In the Cologne/Düsseldorf/Bonn area, there is no shortage of doctors in training. This means that as soon as I leave, there will be new recruits. So my boss actually said to me at the time, “If you’re gone, you’re gone, then the next candidate will come along.”

 

Did you return to work part-time after your maternity leave, or full-time?

I returned full-time and took on all my usual duties. Fortunately, my husband takes on a lot at home. He spent a significant time on parental leave and has often been the one to care for our child when they’re sick. So, if you didn’t know, you wouldn’t necessarily realize at work that I have a child.

What happened next?

I discussed the situation with the senior physician responsible for the OR assignments, but she told me not to worry, as I would eventually get the required signature at the end of my training. But that wasn’t my issue — I wanted the professional training. Feeling stuck, I decided to look for other positions.

Did you apply elsewhere to improve your situation?

Yes, but most of my applications went unanswered, which I didn’t understand. When I followed up, I actually received verbal replies from three hospitals, stating, “We don’t hire women with children.”

You’ve shared your experiences publicly on social media. How has the response been? Have other female doctors had similar experiences?

I think the problem of discrimination against women with children is still taboo. You’d think, with the shortage of doctors, that jobs would be available. But I’ve heard from former classmates who now have children that they face similar career obstacles, especially in fields such as internal medicine, where fulfilling rotations is challenging owing to scheduling bias.

This raises the question of adapting working conditions. In your case, it seems that a change in employer attitudes is also needed. What’s your perspective?

It varies depending on the region. I’ve applied across Germany and found that areas outside major cities such as Cologne, Düsseldorf, and Frankfurt tend to be better. In urban centers with a large applicant pool, the atmosphere is different. In smaller areas, finding a job is easier, especially if you’re fluent in German and experienced.

Do you believe that changing the mindset of employers regarding female staff with children could happen with a generational shift?

Honestly, I doubt it. It’s not just an issue at management level — it’s also present among residents. When someone takes leave, colleagues have to cover, which leads to resentment. Yet many female residents will eventually have children themselves. And it’s often overlooked that many men now share childcare responsibilities or take parental leave. Improving staffing levels would help alleviate these pressures.

Returning to structural issues, how is your situation now — can you continue your training?

I’ve since changed positions and am very happy. I didn’t expect such a positive reception with a child in tow.
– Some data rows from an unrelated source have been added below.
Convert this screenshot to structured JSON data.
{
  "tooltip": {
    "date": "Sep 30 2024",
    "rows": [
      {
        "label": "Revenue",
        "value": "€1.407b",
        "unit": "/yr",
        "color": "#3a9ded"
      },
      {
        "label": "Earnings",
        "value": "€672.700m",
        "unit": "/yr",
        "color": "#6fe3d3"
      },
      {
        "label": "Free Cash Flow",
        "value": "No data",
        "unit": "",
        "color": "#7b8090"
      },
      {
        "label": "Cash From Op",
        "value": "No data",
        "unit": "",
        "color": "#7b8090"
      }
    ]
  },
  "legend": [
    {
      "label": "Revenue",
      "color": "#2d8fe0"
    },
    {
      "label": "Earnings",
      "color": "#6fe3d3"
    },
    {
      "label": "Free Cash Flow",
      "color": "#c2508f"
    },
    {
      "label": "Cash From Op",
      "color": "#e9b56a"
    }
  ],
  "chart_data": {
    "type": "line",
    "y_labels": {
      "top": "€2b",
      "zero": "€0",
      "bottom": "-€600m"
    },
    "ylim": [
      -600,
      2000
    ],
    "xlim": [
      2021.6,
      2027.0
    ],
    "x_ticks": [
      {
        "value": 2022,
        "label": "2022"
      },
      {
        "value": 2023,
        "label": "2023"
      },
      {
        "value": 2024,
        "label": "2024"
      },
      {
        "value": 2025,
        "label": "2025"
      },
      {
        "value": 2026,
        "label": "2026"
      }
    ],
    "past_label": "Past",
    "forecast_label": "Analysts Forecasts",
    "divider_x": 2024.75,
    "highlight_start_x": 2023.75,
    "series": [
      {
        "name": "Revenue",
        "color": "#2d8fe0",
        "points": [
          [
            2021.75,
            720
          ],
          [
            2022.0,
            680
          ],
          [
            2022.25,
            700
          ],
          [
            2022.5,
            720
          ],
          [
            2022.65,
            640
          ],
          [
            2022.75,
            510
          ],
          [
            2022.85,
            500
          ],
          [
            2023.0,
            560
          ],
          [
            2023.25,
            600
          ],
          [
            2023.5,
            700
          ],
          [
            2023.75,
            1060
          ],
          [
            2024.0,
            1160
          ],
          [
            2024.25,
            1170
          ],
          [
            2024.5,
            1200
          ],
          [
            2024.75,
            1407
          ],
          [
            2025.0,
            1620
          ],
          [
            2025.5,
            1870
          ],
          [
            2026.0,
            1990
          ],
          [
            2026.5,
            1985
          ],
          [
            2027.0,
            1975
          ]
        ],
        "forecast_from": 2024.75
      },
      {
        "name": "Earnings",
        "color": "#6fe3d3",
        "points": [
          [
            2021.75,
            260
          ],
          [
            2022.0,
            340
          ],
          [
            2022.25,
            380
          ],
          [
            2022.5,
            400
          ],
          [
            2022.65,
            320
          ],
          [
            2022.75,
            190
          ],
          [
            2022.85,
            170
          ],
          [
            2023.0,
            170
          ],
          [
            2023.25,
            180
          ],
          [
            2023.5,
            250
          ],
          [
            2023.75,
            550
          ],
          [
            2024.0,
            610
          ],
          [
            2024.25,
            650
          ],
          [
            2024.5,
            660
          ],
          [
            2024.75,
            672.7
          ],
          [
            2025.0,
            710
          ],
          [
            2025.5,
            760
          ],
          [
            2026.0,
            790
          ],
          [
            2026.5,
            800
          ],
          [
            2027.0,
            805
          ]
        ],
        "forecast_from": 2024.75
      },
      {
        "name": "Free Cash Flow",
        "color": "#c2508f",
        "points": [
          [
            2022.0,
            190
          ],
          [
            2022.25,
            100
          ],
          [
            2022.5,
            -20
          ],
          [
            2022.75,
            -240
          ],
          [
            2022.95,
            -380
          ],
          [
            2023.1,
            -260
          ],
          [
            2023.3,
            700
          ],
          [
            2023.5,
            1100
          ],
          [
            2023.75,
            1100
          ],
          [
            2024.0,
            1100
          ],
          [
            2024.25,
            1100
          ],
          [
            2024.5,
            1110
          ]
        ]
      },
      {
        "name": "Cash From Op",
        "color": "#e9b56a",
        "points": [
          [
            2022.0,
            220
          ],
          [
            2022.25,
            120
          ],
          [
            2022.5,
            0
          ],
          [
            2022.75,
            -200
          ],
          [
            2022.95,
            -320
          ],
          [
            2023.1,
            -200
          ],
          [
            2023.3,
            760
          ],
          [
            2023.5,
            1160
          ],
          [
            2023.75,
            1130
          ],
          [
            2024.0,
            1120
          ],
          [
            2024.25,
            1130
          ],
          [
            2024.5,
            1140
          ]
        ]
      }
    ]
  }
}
Lastly, what changes do you think are needed? Is it enough to speak out about such experiences, or are further solutions necessary?

It’s good that topics such as burnout are openly discussed now. With children, there’s a risk for burnout, as you strive to meet all expectations to avoid career setbacks. But there also needs to be an acceptance that women who are hired may become pregnant and may have more than one child. I’m hopeful that over time, this will become normalized, especially as medicine becomes a more female-dominated field.
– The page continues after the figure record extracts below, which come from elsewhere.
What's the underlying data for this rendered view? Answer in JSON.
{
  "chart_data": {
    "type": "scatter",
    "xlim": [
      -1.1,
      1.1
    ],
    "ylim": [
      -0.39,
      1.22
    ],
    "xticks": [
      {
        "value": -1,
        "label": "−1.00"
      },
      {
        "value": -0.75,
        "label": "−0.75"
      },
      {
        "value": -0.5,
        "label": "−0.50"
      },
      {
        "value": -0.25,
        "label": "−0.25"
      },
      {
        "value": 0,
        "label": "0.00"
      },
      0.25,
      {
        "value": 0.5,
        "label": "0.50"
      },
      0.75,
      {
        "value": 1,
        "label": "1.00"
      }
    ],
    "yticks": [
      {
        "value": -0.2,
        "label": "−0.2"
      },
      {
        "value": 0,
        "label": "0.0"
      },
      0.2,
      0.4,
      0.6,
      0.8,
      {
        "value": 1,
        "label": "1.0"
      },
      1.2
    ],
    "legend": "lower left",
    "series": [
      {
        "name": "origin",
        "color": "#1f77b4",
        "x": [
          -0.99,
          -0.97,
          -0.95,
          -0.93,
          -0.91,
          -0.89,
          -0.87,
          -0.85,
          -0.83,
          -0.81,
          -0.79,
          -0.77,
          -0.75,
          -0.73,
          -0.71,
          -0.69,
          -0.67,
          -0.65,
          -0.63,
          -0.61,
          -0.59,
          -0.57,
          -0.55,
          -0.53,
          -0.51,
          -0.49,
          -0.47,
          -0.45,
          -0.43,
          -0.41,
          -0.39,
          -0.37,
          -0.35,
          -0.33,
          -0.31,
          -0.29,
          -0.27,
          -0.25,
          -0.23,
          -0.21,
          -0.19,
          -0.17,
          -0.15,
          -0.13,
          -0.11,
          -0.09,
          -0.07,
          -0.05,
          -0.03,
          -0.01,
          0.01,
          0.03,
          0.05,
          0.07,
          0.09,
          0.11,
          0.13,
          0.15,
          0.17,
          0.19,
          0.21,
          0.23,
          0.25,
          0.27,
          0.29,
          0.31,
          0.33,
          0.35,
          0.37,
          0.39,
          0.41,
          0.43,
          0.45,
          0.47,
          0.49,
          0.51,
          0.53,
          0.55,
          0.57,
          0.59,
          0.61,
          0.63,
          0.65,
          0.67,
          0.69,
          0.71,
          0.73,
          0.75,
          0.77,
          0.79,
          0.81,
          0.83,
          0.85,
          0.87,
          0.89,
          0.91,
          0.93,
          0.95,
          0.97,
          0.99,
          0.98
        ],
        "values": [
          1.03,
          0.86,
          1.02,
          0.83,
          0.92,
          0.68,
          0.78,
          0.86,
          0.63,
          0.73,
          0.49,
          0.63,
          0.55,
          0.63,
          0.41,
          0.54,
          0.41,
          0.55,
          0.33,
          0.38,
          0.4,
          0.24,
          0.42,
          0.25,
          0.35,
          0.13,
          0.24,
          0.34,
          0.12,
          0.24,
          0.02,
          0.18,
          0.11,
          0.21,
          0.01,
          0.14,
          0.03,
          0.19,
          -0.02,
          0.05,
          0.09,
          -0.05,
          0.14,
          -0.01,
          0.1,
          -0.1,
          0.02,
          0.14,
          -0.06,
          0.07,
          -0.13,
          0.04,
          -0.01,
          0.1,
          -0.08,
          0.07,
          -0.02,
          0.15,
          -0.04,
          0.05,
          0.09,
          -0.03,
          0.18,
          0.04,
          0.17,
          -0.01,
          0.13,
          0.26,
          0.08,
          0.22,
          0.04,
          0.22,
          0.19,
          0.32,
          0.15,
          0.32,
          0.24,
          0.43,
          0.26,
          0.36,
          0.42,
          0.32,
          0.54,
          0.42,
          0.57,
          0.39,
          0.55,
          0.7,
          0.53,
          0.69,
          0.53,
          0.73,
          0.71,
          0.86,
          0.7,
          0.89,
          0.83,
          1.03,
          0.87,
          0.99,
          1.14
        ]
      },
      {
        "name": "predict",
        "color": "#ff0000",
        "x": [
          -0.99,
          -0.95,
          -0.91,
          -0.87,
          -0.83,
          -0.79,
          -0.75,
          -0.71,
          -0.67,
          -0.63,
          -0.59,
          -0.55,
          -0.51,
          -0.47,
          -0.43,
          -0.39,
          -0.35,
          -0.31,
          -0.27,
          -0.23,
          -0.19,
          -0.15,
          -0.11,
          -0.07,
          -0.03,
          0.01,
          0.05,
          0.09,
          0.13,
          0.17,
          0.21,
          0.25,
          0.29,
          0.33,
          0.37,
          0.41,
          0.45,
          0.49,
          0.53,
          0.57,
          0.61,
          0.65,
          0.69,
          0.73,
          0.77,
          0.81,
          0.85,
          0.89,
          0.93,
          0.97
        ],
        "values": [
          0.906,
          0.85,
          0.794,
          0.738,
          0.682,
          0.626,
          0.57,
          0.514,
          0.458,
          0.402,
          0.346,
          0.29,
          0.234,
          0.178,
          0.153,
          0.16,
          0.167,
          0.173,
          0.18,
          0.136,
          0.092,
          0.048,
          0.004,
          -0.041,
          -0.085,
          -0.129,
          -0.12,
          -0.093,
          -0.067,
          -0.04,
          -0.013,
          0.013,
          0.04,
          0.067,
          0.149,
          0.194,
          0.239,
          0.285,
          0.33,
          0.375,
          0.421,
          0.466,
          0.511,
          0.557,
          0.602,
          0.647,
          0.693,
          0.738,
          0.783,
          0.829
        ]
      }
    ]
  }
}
Is there anything else you’d like to share?

I wish there were more solidarity among women. It’s disheartening to see competition and infighting. More mutual support among women would make a huge difference.

Thank you, Hatice, and best of luck in your career.

Hatice, who prefers not to disclose her last name for privacy, is a fourth-year ENT specialist in training and shares her journey as a young doctor on Instagram under the name dein.hno.arzt.

This article was translated from Coliquio using several editorial tools, including AI, as part of the process. Human editors reviewed this content before publication.

A version of this article first appeared on Medscape.com.